An advanced model for neurodegeneration studies in the fruit fly Drosophila melanogaster

The senile dementias are the 4th most common cause of death, with 700,000 people in the UK suffering from neurodegenerative disorders, with an associated annual cost to the economy of #17 billion. This will rise precipitously as the age profile of our population increases over the next 35 years. Research into neurodegenerative disorders predominantly uses mice and rats, and these mammals are sacrificed in their thousands in laboratories throughout the world. The fruitfly is an alternative model that can be genetically engineered to develop neurodegeneration, and indeed, it has contributed significantly to understanding how these diseases develop, and how they might be alleviated. However, the timing of the events that lead to neurodegeneration within nerve cells has not received much attention. We propose to develop a robust system in the fly in which two genes can be independently regulated. We shall express the mutant human huntingtin gene (that gives flies a form of Huntington?s Disease, HD) in specific neurons in the fly, and by turning the gene on or off at different times, we shall discover when the neurons are most sensitive to the HD mutation. We shall then use our new system to turn on and off at variable times another gene, that we know can alleviate HD in the fly, to see when it is most effective. There are examples where suppressors of neurodegeneration in the fly can have a beneficial effect at one time (in a young fly), but a detrimental effect at another. By determining when these suppressors of HD act, in relation to the critical period when HD irreversibly ?takes hold? of a neuron, we can design a rational therapy that may act as a prophylactic for HD. Our results will benefit neurodegeneration research in general, but also stimulate a refocusing and refining of experimental work in the mammal. This in turn should lead to a reduction in the number of mammalian experiments that are carried out. The advantage of our method is that it can be applied to almost every character one would wish to study in a fly or a mouse, and is not simply limited to diseases.

In vivo molecular research in late-onset neurodegenerative diseases necessarily uses animal models, but symptoms in transgenic mice often take weeks to develop, and numbers of individuals required to obtain phenotypic statistical significance can be high. Invertebrate models such as the fruitfly play a significant role in replacing, refining and reducing the emphasis on mice, and have provided considerable molecular insight into these diseases. However, the current fly disease models are constitutive and the relevant transgenes are usually expressed pan-neurally or in specific organs such as the eye. Our aim is to use the unsurpassed molecular genetic ?toolbox? of Drosophila, to refine the study of neurodegeneration in the fly. Specifically, we shall,
1. Develop a system whereby we can systematically control the expression levels of a disease bearing transgene such as mutant human huntingtin (mHtt)
2. Refine the system so we can examine the onset of neurodegeneration in a specific cell group rather than pan-neuronally or in particular organs.
3. Further refine the system so that the temporal dynamics of the onset of neurodegenerative disease can be studied with the use of inducible transgenes
4. Validate our approach and show proof-of-principle by extending this controlled methodology to studying the temporal dynamics of suppressors of the Huntington?s phenotype that we have previously identified in our laboratories.

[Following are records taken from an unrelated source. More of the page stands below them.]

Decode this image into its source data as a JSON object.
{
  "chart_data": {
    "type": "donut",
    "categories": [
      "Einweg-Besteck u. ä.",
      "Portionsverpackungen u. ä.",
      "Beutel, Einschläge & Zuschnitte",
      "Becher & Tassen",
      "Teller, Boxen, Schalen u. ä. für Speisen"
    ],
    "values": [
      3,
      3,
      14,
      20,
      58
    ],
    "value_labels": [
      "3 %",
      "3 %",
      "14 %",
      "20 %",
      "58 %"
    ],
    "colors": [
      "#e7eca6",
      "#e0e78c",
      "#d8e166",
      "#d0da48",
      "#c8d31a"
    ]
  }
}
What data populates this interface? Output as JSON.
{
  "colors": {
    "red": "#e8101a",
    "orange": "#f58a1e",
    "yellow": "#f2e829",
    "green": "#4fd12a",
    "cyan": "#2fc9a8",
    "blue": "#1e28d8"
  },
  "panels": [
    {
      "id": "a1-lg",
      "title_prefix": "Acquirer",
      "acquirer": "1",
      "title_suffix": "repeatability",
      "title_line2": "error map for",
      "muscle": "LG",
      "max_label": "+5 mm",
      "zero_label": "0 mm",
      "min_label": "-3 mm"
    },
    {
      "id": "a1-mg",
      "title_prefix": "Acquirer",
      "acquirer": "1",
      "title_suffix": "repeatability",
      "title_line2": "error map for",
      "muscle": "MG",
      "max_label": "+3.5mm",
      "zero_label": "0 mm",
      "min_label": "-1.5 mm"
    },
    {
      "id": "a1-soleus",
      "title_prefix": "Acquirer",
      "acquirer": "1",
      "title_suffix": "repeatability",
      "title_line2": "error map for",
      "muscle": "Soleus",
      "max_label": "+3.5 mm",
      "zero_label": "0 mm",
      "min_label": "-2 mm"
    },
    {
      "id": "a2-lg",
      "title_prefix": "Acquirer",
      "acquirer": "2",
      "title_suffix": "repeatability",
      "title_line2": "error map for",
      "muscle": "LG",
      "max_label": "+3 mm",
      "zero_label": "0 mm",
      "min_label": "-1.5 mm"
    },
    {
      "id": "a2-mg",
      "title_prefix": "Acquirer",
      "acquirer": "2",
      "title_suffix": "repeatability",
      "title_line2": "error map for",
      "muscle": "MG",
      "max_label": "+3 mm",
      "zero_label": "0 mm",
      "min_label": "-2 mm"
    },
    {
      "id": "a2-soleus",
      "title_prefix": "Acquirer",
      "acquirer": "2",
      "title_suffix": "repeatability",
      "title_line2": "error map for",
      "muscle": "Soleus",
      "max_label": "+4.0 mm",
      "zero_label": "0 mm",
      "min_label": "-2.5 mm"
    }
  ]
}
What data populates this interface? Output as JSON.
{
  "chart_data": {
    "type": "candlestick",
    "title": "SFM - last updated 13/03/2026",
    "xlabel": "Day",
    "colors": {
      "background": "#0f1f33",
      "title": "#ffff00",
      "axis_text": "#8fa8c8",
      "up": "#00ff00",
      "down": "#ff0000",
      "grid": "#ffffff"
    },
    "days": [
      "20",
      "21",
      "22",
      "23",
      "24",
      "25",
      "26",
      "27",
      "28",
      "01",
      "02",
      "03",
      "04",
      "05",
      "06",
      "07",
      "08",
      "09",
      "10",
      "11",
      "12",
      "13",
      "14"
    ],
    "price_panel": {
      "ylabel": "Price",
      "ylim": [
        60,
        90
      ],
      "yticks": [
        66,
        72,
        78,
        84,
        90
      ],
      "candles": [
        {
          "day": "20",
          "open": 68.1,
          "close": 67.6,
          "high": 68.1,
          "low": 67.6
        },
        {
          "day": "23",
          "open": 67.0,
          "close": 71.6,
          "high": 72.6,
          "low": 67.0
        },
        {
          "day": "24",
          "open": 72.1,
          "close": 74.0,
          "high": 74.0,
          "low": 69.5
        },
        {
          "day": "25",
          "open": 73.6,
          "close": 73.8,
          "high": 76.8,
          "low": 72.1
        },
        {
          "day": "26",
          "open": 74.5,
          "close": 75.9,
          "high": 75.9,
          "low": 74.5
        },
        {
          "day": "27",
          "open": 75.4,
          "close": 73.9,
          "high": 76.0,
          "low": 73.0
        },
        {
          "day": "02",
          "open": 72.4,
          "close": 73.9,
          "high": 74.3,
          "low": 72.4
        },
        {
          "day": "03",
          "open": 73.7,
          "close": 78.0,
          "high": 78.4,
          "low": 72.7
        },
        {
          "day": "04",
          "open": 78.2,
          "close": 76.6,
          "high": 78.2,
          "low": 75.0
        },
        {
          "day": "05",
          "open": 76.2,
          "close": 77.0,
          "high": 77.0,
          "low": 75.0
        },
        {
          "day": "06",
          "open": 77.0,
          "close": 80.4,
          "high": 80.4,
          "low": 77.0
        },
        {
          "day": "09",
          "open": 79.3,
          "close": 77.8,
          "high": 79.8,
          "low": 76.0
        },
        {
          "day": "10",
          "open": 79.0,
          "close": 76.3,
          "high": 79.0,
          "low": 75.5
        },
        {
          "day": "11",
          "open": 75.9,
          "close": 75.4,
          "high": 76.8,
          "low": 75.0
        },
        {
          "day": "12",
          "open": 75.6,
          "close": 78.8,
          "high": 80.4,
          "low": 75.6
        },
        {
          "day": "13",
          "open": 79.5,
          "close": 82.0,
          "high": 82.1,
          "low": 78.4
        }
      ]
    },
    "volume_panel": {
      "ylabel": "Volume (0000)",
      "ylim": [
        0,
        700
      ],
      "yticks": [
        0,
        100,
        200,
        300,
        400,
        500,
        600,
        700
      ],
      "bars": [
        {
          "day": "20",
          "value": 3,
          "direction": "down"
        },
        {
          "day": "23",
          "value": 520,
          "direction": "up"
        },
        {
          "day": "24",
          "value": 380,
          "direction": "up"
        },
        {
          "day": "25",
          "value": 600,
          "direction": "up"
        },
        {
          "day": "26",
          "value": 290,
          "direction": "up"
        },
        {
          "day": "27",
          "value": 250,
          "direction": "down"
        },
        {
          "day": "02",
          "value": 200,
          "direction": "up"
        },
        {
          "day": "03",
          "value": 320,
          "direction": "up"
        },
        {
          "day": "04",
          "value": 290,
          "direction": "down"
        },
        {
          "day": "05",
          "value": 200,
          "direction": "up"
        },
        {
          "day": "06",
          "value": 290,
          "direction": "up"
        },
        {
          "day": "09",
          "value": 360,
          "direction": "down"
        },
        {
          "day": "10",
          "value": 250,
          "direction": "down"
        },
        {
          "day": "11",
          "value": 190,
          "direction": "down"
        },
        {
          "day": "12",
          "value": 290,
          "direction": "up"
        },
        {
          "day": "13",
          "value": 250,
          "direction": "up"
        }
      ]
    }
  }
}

The experimental design involves modifying the Ga4/UAS inducible Gene Switch system to make it responsive to LexA rather than Gal4, while incorporating promoters to drive expression of mutant Huntingtin (mHtt) in the Pigment Dispersing Factor (PDF) circadian neurons in the brain. We shall induce mHtt at different ages during adult life and quantify neurodegeneration in PDF clock neurons by assessing circadian behaviour and by microscopy, thereby identifying the critical period when the clock neurons pass the point of ?no return?. We shall then use suppressors of mHtt induced degeneration under Pdf-Gal4_Gene Switch spatio/temporal control, and investigate whether these suppressors can act as prophylactics to prevent subsequent neuronal damage.
The impact of this new model shall be in its contribution to the refocusing of efforts on the timing of the critical cellular (and possibly reversible) events that lead to neurodegeneration. This refinement will consequently lead to a reduction in the numbers used, and, hopefully, to a paradigm change in the types of experiments that are done in mice. Our novel method can be generalised to almost any phenotype, and provides significant added value in the 3Rs.